A three-judge appellate panel ruled that a mandatory detention section of the Immigration and Naturalization Act applies exclusively to immigrants who were detained “promptly” after being let out of criminal custody, not to people who were detained much later.
“The statute unambiguously imposes mandatory detention without bond only on those aliens taken by the [Attorney General] into immigration custody ‘when [they are] released’ from criminal custody,” wrote Circuit Judge Jacqueline Nguyen. “And because Congress’s use of the word ‘when’ conveys immediacy, we conclude that the immigration detention must occur promptly upon the aliens’ release from criminal custody.”
The class action was filed by three immigrants in late 2013, and although the complaint isn't publicly available, a later order from the court stated that the plaintiffs were challenging their detention without bond. The lower court granted the petitioners’ motion for class certification and issued an injunction forcing the government to hold bond hearings for all the class members, according to the Ninth Circuit’s ruling.
The Ninth Circuit panel upheld the lower court’s class certification ruling and the preliminary injunction. According to Keker & Van Nest LLP, which served as co-counsel for the plaintiffs, the Ninth Circuit’s ruling means that “thousands” of immigrants in California can now make a case against being detained.
“The Court specifically struck down the government’s practice of subjecting immigrants to mandatory detention based on crimes they may have committed years ago, even if those individuals had long since rehabilitated themselves,” the firm said in a statement.
Michael Tan, a staff attorney at the ACLU Immigrants' Rights Project, added in the statement, “Today's decision is a victory for fairness and due process of law.” The ACLU also served as counsel for plaintiffs in the case.
On the same day, the Ninth Circuit also affirmed a lower court’s order certifying a class of immigrant detainees and finding the class could have bond hearings in a case called Khoury v. Asher. Matt Adams, legal director for the Northwest Immigrant Rights Project, which represented plaintiffs in that case, said in a statement that his team is “very happy that the Court has rejected the government's efforts to overstep their authority in denying thousands of individuals their basic right to a custody hearing.”
A representative for the U.S. Department of Justice did not respond to a request for comment.
Bond hearings are an active topic in the immigration legal world. In June, the U.S. Supreme Court decided to hear a case about whether certain immigrants are entitled to an automatic bond hearing after six months of detention, adding another layer to the national debate over immigrant detention.
The plaintiffs in the first case, Preap v. Johnson, are represented by Julia Harumi Mass at the ACLU Foundation of Northern California, by Alison Edith Pennington, Jingni Zhao and Anoop Prasad at the Asian Law Caucus, by Ashok Ramani of Keker & Van Nest LLP and by Michael K.T. Tan of the American Civil Liberties Union Foundation.

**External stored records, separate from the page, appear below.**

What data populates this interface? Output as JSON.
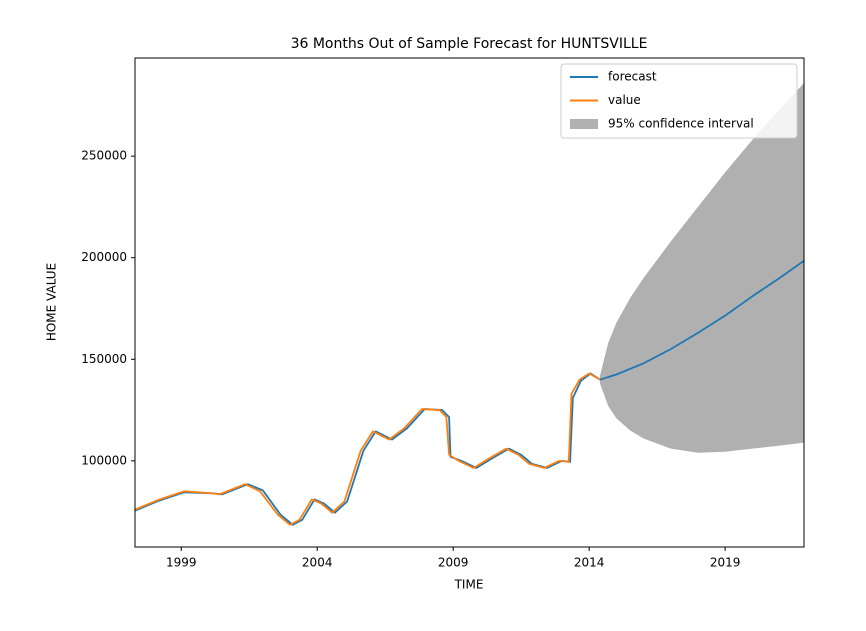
{
  "chart_data": {
    "type": "line",
    "title": "36 Months Out of Sample Forecast for HUNTSVILLE",
    "x_label": "TIME",
    "y_label": "HOME VALUE",
    "xlim": [
      1997.3,
      2021.9
    ],
    "ylim": [
      57600,
      298300
    ],
    "xticks": [
      1999,
      2004,
      2009,
      2014,
      2019
    ],
    "yticks": [
      100000,
      150000,
      200000,
      250000
    ],
    "grid": false,
    "legend": "upper right",
    "series": [
      {
        "name": "forecast",
        "color": "#1f77b4",
        "x": [
          1997.3,
          1998.2,
          1999.1,
          2000.2,
          2000.5,
          2001.45,
          2002.0,
          2002.65,
          2003.1,
          2003.45,
          2003.9,
          2004.25,
          2004.65,
          2005.1,
          2005.7,
          2006.15,
          2006.75,
          2007.3,
          2007.95,
          2008.6,
          2008.85,
          2008.9,
          2009.3,
          2009.85,
          2010.4,
          2011.05,
          2011.5,
          2011.9,
          2012.45,
          2013.0,
          2013.3,
          2013.4,
          2013.7,
          2014.05,
          2014.4,
          2015.0,
          2016.0,
          2017.0,
          2018.0,
          2019.0,
          2020.0,
          2021.0,
          2021.9
        ],
        "values": [
          75500,
          80500,
          84500,
          84000,
          83500,
          88500,
          85500,
          73500,
          68500,
          71000,
          81000,
          79000,
          74500,
          80000,
          105000,
          114500,
          110500,
          116000,
          125500,
          125000,
          121500,
          102000,
          100000,
          96500,
          101000,
          106000,
          103000,
          98500,
          96500,
          100000,
          99500,
          131000,
          139500,
          143000,
          140000,
          142500,
          148000,
          155000,
          163000,
          171500,
          181000,
          190000,
          198500
        ]
      },
      {
        "name": "value",
        "color": "#ff7f0e",
        "x": [
          1997.3,
          1998.2,
          1999.1,
          2000.2,
          2000.4,
          2001.35,
          2001.9,
          2002.55,
          2003.0,
          2003.35,
          2003.8,
          2004.15,
          2004.55,
          2005.0,
          2005.6,
          2006.05,
          2006.65,
          2007.2,
          2007.85,
          2008.5,
          2008.75,
          2008.85,
          2009.2,
          2009.75,
          2010.3,
          2010.95,
          2011.4,
          2011.8,
          2012.35,
          2012.9,
          2013.25,
          2013.35,
          2013.65,
          2014.0,
          2014.4
        ],
        "values": [
          76000,
          81000,
          85000,
          84000,
          83500,
          88500,
          85000,
          73500,
          68500,
          71000,
          81000,
          79000,
          74500,
          80000,
          105000,
          114500,
          110500,
          116000,
          125500,
          125000,
          121500,
          103000,
          100000,
          96500,
          101000,
          106000,
          103000,
          98500,
          96500,
          100000,
          99500,
          133000,
          140000,
          143000,
          140000
        ]
      }
    ],
    "interval": {
      "name": "95% confidence interval",
      "color": "#b0b0b0",
      "x": [
        2014.4,
        2014.7,
        2015.0,
        2015.5,
        2016.0,
        2017.0,
        2018.0,
        2019.0,
        2020.0,
        2021.0,
        2021.9
      ],
      "lower": [
        138000,
        127000,
        121000,
        115000,
        111000,
        106000,
        104000,
        104500,
        106000,
        107500,
        109000
      ],
      "upper": [
        142000,
        158000,
        168000,
        180000,
        190000,
        208000,
        225000,
        242000,
        258000,
        273000,
        286000
      ]
    }
  }
}
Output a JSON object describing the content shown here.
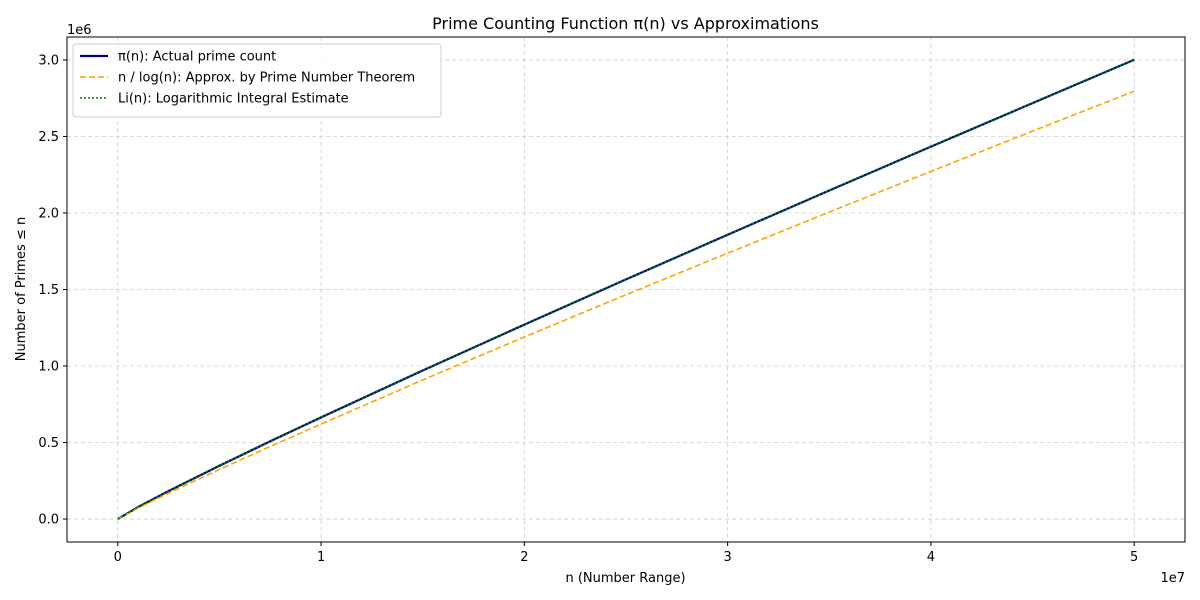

The government is represented by Hans Harris Chen, Leon Fresco and Troy David Liggett.
The plaintiffs in the Khoury case are represented by Matt Adams and Christopher Strawn at the Northwest Immigrant Rights Project, by Robert Pauw at Gibbs Houston Pauw, by Judy Rabinovitz at the ACLU Immigrants' Rights Project, by Michael K.T. Tan at the ACLU and by Devin T. Theriot-Orr of Sunbird Law PLLC.
The government in that case is represented by Timothy Michael Belsan, Hans Harris Chen, Leon Fresco and Lori Warlick.
The cases are Mony Preap, et al v. Jeh Johnson, et al, case number 14-16326, and Bassam Khoury, et al v. Nathalie Asher, et al, case number 14-35482, at the U.S. Court of Appeals for the Ninth Circuit.